Justice Winkler says:

[40] Having been made aware of Wronko’s opposition to the new contract in September 2002 and his continued opposition thereafter, Western had two choices: it could advise Wronko that his refusal to accept the new contract would result in his termination and that re-employment would be offered on the new terms. If Western were to take this position, the termination provision in the December 2000 contract would be triggered. Alternatively, Western could accept that there would be no new agreement and that Wronko’s employment would continue on the existing terms. Having failed to choose the former course, Western must be taken to have acquiesced to Wronko’s position and to have accepted that the terms of the existing contract remained in effect. Western’s decision to terminate Wronko in September 2004 thus carried with it the consequence that Wronko was entitled to two years termination pay pursuant to the terms of his existing employment contract.

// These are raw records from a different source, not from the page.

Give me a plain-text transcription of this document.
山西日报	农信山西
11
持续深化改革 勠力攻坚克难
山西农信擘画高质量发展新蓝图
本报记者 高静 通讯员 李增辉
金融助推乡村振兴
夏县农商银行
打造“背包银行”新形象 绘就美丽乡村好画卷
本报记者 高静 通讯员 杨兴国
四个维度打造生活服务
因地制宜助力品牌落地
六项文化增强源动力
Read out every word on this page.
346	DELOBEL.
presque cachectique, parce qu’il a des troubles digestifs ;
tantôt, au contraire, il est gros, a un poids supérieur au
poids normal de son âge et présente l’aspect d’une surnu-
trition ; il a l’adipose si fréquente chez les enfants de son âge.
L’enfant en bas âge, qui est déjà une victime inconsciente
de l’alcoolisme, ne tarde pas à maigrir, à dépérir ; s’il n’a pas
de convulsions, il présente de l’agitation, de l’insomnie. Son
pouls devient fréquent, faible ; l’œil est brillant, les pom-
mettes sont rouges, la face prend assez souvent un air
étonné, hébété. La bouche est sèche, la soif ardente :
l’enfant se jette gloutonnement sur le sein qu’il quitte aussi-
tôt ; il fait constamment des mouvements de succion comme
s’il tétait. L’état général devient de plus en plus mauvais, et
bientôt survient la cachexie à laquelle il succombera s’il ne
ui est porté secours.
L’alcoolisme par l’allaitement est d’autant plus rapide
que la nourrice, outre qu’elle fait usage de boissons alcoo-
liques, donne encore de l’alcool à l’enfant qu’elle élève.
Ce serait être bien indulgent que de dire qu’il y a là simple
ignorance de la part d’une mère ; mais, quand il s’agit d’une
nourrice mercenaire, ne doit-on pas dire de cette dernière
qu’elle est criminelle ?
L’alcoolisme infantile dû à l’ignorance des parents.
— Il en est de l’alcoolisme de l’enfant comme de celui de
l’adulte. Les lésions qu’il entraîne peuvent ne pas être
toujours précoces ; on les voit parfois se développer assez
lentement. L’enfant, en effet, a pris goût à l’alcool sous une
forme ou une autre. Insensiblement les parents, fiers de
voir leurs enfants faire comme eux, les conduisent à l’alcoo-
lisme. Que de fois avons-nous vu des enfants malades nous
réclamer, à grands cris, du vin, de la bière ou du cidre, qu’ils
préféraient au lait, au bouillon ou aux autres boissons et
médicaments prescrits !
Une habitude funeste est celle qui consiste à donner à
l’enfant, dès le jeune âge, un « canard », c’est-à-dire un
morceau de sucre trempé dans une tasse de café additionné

The Court really seems to be saying that if you are going to insist on a change in a contract implement it now and take the consequences. Don’t sit back in the weeds to see how the situation plays out.

The Wallace damages discussion in the case seems to take a harder line than the current vogue away from awarding such damages:

[51] In Wallace v. United Grain Growers Ltd., [1997] 3. S.C.R. 701 at para. 95, Iacobucci J. wrote: The point at which the employment relationship ruptures is the time when the employee is most vulnerable and hence, most in need of protection. In recognition of this need, the law ought to encourage conduct that minimizes the damage and dislocation (both economic and personal) that result from dismissal. These legal protections are of little value to an employee who seeks to assert his rights in court, but is faced with an employer who engages in hardball tactics in the course of litigation. To ensure that employees have access to the justice system, the courts must renounce an employer’s use of such tactics. One way to do this is through costs sanctions.

The test doesn’t seem to be any specific bad faith argument. Instead the Court relies on a generally aggressive position taken by the employer. Good on the Ontario Court for that. You don’t see that in the BC Courts these days.